On Christmas Day we shall see for the first time at a festival the ‘new creation' high altar frontal that was dedicated last month.  It shows the rising sun, its golden rays penetrating to and animating the extremities of creation.  It rises out of a blue sea, as if to remind us of Advent and waiting for the God's purposes to be fulfilled.  For even the birth of Jesus is not the end but the beginning of our world's redemption, the dawning of the light.  The sun has yet to rise completely and fill the sky.  Across the frontal is a thin red arc, almost invisible until you come close to it, the thread of pain and passion stitched across glory which is the cost of it, the destiny of the Holy Child.  On this first day of the week, this Sun-Day, we celebrate cross and resurrection while we hold in our hearts those who in their pain and passion wait each day for deliverance.  
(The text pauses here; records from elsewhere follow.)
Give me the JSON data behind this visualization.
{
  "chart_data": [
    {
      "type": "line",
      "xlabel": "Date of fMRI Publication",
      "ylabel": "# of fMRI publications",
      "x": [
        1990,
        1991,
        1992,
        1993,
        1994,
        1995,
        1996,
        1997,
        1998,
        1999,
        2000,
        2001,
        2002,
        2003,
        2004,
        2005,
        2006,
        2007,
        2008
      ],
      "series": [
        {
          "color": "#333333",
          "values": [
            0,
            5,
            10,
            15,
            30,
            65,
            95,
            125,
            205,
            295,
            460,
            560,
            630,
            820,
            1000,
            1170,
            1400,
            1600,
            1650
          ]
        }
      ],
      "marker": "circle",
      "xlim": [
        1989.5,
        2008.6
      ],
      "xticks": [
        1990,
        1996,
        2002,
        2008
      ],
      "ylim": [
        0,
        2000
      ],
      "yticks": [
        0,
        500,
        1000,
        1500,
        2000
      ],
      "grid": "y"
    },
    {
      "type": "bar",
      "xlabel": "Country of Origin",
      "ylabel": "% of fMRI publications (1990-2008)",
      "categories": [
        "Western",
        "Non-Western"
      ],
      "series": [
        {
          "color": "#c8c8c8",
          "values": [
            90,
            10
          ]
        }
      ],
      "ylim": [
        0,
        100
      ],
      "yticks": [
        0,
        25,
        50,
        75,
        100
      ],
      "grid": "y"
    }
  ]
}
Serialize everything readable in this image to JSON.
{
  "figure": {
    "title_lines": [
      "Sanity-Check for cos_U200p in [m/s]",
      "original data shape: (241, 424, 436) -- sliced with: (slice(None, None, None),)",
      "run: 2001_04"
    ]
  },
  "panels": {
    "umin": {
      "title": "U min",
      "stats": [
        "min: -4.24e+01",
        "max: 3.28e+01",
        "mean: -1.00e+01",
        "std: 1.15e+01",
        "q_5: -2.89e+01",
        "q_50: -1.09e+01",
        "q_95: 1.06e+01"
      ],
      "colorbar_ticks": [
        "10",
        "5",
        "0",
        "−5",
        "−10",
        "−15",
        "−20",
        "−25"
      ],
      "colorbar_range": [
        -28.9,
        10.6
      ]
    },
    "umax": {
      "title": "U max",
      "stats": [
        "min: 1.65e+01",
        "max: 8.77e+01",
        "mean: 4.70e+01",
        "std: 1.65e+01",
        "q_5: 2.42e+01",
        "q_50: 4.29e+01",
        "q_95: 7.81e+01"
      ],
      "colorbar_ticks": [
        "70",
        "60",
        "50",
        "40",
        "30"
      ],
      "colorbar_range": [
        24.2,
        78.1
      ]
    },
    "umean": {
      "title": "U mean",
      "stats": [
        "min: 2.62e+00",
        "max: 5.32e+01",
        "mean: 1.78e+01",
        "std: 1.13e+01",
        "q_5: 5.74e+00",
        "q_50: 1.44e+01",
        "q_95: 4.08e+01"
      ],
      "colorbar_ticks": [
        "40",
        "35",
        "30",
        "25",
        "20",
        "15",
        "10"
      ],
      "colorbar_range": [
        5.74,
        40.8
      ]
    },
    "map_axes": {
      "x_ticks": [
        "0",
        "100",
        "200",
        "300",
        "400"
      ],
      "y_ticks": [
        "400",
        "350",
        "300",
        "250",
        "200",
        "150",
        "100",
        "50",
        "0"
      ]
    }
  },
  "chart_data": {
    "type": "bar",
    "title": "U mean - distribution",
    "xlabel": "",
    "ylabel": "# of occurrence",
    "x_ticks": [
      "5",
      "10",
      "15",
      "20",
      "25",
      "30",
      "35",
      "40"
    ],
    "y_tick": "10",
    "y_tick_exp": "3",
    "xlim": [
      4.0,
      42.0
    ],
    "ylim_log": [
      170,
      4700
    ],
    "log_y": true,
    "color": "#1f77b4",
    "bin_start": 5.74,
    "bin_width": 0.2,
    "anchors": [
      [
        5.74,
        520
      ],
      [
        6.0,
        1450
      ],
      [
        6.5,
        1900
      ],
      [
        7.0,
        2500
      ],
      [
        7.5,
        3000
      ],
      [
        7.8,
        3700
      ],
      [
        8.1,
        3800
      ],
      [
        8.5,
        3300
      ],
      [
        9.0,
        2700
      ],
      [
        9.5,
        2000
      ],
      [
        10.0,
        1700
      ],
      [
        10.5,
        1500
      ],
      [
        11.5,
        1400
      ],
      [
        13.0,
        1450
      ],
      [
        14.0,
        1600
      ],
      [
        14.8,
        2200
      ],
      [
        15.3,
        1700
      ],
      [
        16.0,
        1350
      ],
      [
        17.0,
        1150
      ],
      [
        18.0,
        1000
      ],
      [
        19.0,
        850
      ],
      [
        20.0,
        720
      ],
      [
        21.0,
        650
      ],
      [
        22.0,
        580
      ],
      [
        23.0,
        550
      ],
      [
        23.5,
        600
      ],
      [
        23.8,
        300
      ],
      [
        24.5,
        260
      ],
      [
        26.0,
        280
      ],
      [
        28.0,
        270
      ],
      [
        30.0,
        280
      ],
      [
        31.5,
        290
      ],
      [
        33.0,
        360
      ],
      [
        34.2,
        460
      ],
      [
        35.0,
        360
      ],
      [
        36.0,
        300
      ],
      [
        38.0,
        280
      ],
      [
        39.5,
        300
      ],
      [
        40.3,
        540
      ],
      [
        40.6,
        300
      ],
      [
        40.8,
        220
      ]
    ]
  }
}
‘What if this present were the world's last night?'  Only when we ask John Donne's question for our world and for ourselves can we begin to hope.  It is a clarifying question, for it tells us that there is work to do and darkness to dispel and lives to change.   There are five days of Advent left to us.  We must make the most of them, especially as after tomorrow the days will get longer again, and the light stronger; for the night is far spent and the day is at hand, the day of Christ whose glory fills the skies.